Ligand exchange reactions between ferrocene and 9,10-dimethylanthracene

Abstract

The reaction of 9,10-dimethylanthracene (8) with ferrocene (FcH) in the presence of AlCl₃–Al in decalin gave the stereospecifically hydrogenated product, η⁶-cis-(endo-9,10-dihydro)-9,10-dimethylanthracene-η⁵-cyclopentadienyliron cation (10a), the hydrogenation at C-9,10 being cis and endo or on the same side as the cyclopentadienyliron (CpFe) moiety. When cis-9,10-dihydro-9,10-dimethylanthracene, generated from 10a by photolysis or pyrolytic sublimation, was used as the arene in the ligand exchange reaction, complexing with the CpFe group could occur from either side of the ring system, giving rise to a mixture of 10a and the η⁶-cis-(exo-9,10-dihydro)-9,10-dimethylanthracene-η⁵-cyclopentadienyliron cation (10b).

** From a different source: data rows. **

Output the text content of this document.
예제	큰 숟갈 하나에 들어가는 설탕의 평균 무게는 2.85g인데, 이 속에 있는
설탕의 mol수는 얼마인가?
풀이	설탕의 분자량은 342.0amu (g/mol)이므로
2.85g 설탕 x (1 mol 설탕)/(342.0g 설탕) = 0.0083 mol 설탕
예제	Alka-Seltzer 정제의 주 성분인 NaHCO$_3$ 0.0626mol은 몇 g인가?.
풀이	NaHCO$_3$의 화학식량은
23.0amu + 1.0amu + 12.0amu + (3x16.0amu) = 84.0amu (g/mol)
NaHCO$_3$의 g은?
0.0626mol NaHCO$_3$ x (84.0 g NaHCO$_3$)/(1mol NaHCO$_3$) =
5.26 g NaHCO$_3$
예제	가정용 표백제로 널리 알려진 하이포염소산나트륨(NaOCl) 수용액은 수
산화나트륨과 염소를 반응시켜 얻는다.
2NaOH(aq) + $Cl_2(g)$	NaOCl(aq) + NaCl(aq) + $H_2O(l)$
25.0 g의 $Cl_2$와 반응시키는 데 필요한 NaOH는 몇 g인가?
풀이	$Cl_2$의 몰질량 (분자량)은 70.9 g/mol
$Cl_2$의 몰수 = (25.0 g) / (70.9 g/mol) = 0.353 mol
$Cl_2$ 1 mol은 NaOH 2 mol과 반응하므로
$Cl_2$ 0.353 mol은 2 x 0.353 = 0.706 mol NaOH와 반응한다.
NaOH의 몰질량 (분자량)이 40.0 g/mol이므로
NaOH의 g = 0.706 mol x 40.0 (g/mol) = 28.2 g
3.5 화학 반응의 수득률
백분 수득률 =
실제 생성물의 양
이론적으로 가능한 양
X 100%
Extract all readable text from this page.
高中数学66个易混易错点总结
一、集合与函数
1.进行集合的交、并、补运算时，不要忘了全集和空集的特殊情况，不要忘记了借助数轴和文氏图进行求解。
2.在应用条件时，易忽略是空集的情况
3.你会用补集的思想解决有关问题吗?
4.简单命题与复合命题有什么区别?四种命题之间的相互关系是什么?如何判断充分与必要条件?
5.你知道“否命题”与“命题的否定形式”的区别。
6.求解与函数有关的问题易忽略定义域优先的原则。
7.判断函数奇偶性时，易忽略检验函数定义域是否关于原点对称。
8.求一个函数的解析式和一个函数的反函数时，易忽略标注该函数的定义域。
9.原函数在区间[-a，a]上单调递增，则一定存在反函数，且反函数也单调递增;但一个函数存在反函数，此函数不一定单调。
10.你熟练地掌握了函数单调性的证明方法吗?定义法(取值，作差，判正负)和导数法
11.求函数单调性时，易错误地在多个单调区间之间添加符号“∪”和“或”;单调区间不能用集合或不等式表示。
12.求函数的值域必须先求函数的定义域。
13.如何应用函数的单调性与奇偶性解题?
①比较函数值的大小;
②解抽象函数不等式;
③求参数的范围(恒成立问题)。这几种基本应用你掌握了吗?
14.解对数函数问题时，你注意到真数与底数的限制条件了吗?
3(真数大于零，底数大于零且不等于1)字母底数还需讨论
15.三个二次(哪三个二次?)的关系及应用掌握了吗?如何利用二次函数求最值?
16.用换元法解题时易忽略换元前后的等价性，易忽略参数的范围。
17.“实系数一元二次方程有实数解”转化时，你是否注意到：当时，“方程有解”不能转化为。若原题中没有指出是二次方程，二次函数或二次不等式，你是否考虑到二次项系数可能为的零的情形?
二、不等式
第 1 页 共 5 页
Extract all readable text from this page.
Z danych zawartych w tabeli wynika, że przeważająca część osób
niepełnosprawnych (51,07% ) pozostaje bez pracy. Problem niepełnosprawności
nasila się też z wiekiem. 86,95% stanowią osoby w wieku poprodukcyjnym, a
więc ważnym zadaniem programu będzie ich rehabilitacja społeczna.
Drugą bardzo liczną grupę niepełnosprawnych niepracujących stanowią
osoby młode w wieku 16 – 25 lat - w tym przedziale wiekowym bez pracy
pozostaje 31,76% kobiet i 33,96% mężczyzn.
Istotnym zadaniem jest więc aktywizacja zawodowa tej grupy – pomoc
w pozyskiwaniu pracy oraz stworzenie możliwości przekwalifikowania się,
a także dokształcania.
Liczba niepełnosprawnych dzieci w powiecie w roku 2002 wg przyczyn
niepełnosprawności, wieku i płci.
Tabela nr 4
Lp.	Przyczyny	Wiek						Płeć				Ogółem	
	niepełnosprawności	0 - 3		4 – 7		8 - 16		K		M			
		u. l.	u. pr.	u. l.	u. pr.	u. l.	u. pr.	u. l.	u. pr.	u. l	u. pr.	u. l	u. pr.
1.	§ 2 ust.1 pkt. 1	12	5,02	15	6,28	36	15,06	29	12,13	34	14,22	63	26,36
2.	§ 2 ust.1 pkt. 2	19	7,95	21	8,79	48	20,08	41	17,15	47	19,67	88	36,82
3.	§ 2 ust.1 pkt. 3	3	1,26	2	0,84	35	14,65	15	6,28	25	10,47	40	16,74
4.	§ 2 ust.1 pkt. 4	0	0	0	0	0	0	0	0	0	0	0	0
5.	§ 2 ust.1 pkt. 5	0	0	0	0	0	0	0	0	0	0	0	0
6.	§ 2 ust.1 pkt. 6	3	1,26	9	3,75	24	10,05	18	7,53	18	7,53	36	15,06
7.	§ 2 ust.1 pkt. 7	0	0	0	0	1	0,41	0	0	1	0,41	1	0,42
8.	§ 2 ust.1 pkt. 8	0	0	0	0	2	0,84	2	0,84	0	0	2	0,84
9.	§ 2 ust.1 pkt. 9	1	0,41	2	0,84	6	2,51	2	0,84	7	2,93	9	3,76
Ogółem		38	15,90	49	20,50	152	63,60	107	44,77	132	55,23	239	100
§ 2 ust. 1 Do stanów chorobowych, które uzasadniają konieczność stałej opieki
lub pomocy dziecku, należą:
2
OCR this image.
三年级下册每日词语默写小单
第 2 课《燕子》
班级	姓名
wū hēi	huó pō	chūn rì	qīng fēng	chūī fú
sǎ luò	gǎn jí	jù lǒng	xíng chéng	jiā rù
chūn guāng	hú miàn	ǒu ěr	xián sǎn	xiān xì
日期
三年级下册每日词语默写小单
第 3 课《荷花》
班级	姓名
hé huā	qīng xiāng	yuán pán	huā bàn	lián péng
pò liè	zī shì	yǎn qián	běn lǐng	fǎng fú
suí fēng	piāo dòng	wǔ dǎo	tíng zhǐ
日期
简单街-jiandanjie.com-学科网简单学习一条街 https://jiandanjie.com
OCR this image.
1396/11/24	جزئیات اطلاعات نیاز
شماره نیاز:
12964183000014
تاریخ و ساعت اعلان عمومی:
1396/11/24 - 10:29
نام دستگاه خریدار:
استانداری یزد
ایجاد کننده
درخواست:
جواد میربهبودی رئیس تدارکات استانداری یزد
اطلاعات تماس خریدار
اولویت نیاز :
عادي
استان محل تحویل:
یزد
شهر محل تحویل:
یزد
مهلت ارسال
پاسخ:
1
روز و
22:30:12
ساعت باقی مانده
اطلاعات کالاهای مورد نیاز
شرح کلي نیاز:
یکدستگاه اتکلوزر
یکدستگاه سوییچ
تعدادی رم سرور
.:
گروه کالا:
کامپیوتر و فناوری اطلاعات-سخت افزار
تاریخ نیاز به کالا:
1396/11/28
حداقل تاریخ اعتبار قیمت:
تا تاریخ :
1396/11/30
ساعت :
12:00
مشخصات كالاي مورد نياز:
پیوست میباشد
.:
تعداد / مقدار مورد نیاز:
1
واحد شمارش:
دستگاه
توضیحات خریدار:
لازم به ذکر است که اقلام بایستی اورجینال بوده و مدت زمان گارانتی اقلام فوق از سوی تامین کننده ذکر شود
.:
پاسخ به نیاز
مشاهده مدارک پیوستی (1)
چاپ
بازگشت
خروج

The η⁶-cis-9,10-dihydro-9,10-dimethylanthracene-trans-bis-η⁵-cyclopentadienyliron dication, with the two CpFe groups trans, was also prepared either from a stepwise ligand exchange using 10a or directly from reaction of 8 using an excess of FcH. A mechanism is proposed for the hydrogenation that has been found to accompany ligand exchange reactions between polycyclic arenes and FcH and possible applications are pointed out for the synthesis of partially hydrogenated polycyclic aromatic hydrocarbons.